This study protocol was approved by the Medical Ethics Committee of The Third Affiliated Hospital of Fujian University of Traditional Chinese Medicine (Approval No. 2022-Kl-040). The study was conducted in strict accordance with the guidelines of the Declaration of Helsinki. The acupuncture interventions were conducted in strict compliance with the STRICTA (Standards for Reporting Interventions in Clinical Trials of Acupuncture) guidelines (MacPherson et al., 2010). It was registered (ChiCTR2400087846, 08/05/2024) before inclusion of the first participant.
Four different acupuncture schemes were tested over 4 separate days: (A) needle at SP10; (B) warm needle at SP10; (C) needle at ST34; (D) warm needle at ST34. Each protocol was spaced 5–7 days apart to accommodate participants’ schedules and minimize the carry-over effect of acupuncture therapy.
2.3 Data analysis
Normality of data distribution was assessed using the Shapiro–Wilk test, with homogeneity of variance verified by Levene’s test.
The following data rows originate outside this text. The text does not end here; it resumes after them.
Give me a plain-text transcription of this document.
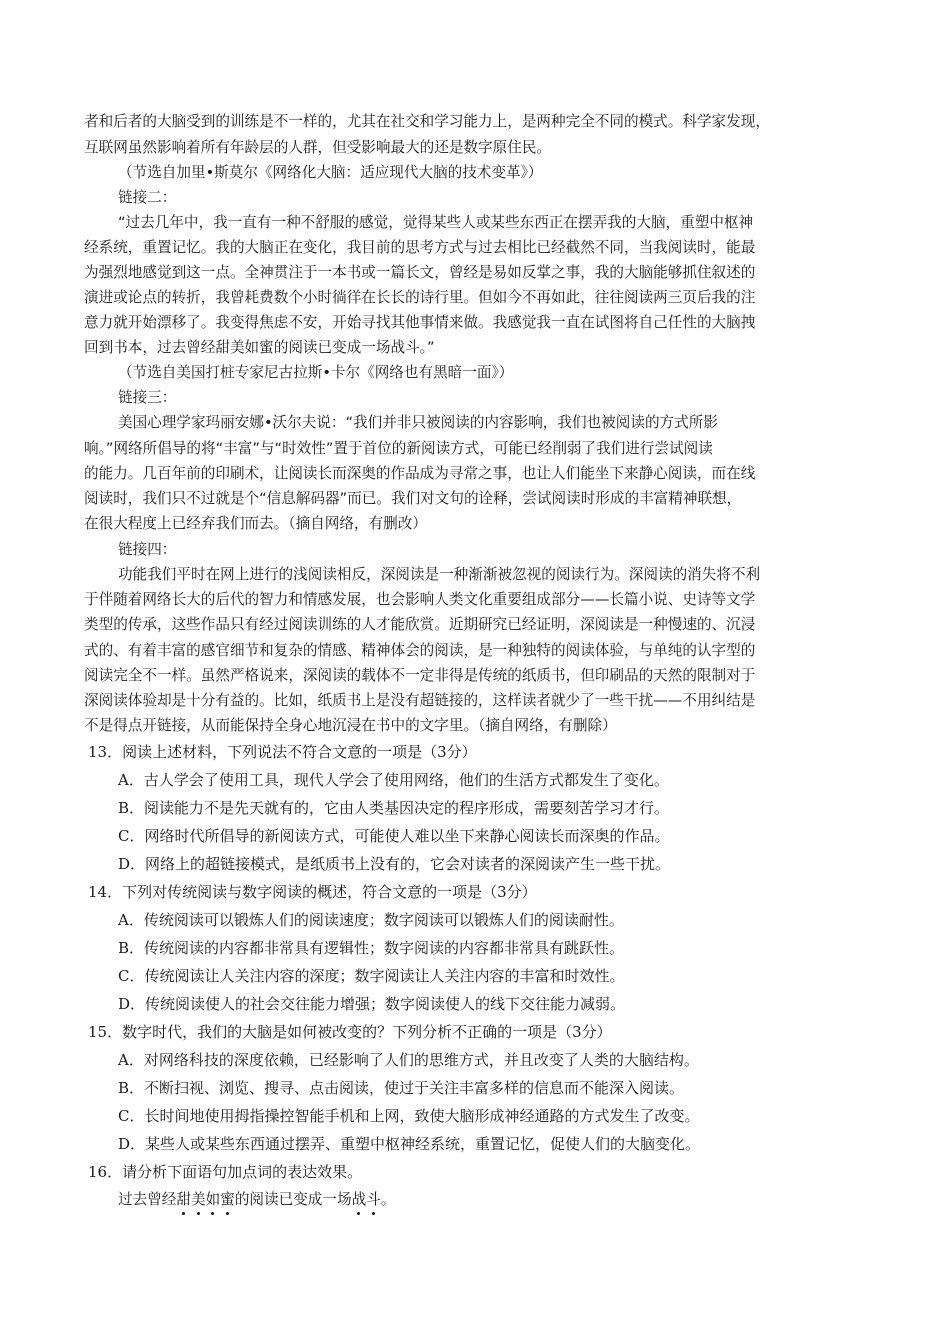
者和后者的大脑受到的训练是不一样的，尤其在社交和学习能力上，是两种完全不同的模式。科学家发现，
互联网虽然影响着所有年龄层的人群，但受影响最大的还是数字原住民。
（节选自加里•斯莫尔《网络化大脑：适应现代大脑的技术变革》）
链接二：
“过去几年中，我一直有一种不舒服的感觉，觉得某些人或某些东西正在摆弄我的大脑，重塑中枢神
经系统，重置记忆。我的大脑正在变化，我目前的思考方式与过去相比已经截然不同，当我阅读时，能最
为强烈地感觉到这一点。全神贯注于一本书或一篇长文，曾经是易如反掌之事，我的大脑能够抓住叙述的
演进或论点的转折，我曾耗费数个小时徜徉在长长的诗行里。但如今不再如此，往往阅读两三页后我的注
意力就开始漂移了。我变得焦虑不安，开始寻找其他事情来做。我感觉我一直在试图将自己任性的大脑拽
回到书本，过去曾经甜美如蜜的阅读已变成一场战斗。”
（节选自美国打桩专家尼古拉斯•卡尔《网络也有黑暗一面》）
链接三：
美国心理学家玛丽安娜•沃尔夫说：“我们并非只被阅读的内容影响，我们也被阅读的方式所影
响。”网络所倡导的将“丰富”与“时效性”置于首位的新阅读方式，可能已经削弱了我们进行尝试阅读
的能力。几百年前的印刷术，让阅读长而深奥的作品成为寻常之事，也让人们能坐下来静心阅读，而在线
阅读时，我们只不过就是个“信息解码器”而已。我们对文句的诠释，尝试阅读时形成的丰富精神联想，
在很大程度上已经弃我们而去。（摘自网络，有删改）
链接四：
功能我们平时在网上进行的浅阅读相反，深阅读是一种渐渐被忽视的阅读行为。深阅读的消失将不利
于伴随着网络长大的后代的智力和情感发展，也会影响人类文化重要组成部分——长篇小说、史诗等文学
类型的传承，这些作品只有经过阅读训练的人才能欣赏。近期研究已经证明，深阅读是一种慢速的、沉浸
式的、有着丰富的感官细节和复杂的情感、精神体会的阅读，是一种独特的阅读体验，与单纯的认字型的
阅读完全不一样。虽然严格说来，深阅读的载体不一定非得是传统的纸质书，但印刷品的天然的限制对于
深阅读体验却是十分有益的。比如，纸质书上是没有超链接的，这样读者就少了一些干扰——不用纠结是
不是得点开链接，从而能保持全身心地沉浸在书中的文字里。（摘自网络，有删除）
13．阅读上述材料，下列说法不符合文意的一项是（3分）
A．古人学会了使用工具，现代人学会了使用网络，他们的生活方式都发生了变化。
B．阅读能力不是先天就有的，它由人类基因决定的程序形成，需要刻苦学习才行。
C．网络时代所倡导的新阅读方式，可能使人难以坐下来静心阅读长而深奥的作品。
D．网络上的超链接模式，是纸质书上没有的，它会对读者的深阅读产生一些干扰。
14．下列对传统阅读与数字阅读的概述，符合文意的一项是（3分）
A．传统阅读可以锻炼人们的阅读速度；数字阅读可以锻炼人们的阅读耐性。
B．传统阅读的内容都非常具有逻辑性；数字阅读的内容都非常具有跳跃性。
C．传统阅读让人关注内容的深度；数字阅读让人关注内容的丰富和时效性。
D．传统阅读使人的社会交往能力增强；数字阅读使人的线下交往能力减弱。
15．数字时代，我们的大脑是如何被改变的？下列分析不正确的一项是（3分）
A．对网络科技的深度依赖，已经影响了人们的思维方式，并且改变了人类的大脑结构。
B．不断扫视、浏览、搜寻、点击阅读，使过于关注丰富多样的信息而不能深入阅读。
C．长时间地使用拇指操控智能手机和上网，致使大脑形成神经通路的方式发生了改变。
D．某些人或某些东西通过摆弄、重塑中枢神经系统，重置记忆，促使人们的大脑变化。
16．请分析下面语句加点词的表达效果。
过去曾经甜美如蜜的阅读已变成一场战斗。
Upon confirming that the data met both normality and homoscedasticity assumptions, a two-way analysis of variance (ANOVA) with repeated measures was performed to evaluate the hemodynamic effects of the two acupuncture methods (needle and warm needle) on the two specific acupoints (SP10 and ST34), including the main effects of the acupuncture method and acupoint selection, as well as their interaction effects. The significance level was set at P < 0.05. All statistical analyses were performed using SPSS 26 (IBM Corp., Armonk, NY, USA).
3 Results
3.1 Demographic information
The patients had the following characteristics (mean ± SD): age 62.79 ± 8.61 years, height 160.46 ± 0.51 cm, weight 57.25 ± 0.61 kg, BMI 22.22 ± 0.10 kg/m^2^, and disease duration of 35.08 ± 3.17 months (Table 2).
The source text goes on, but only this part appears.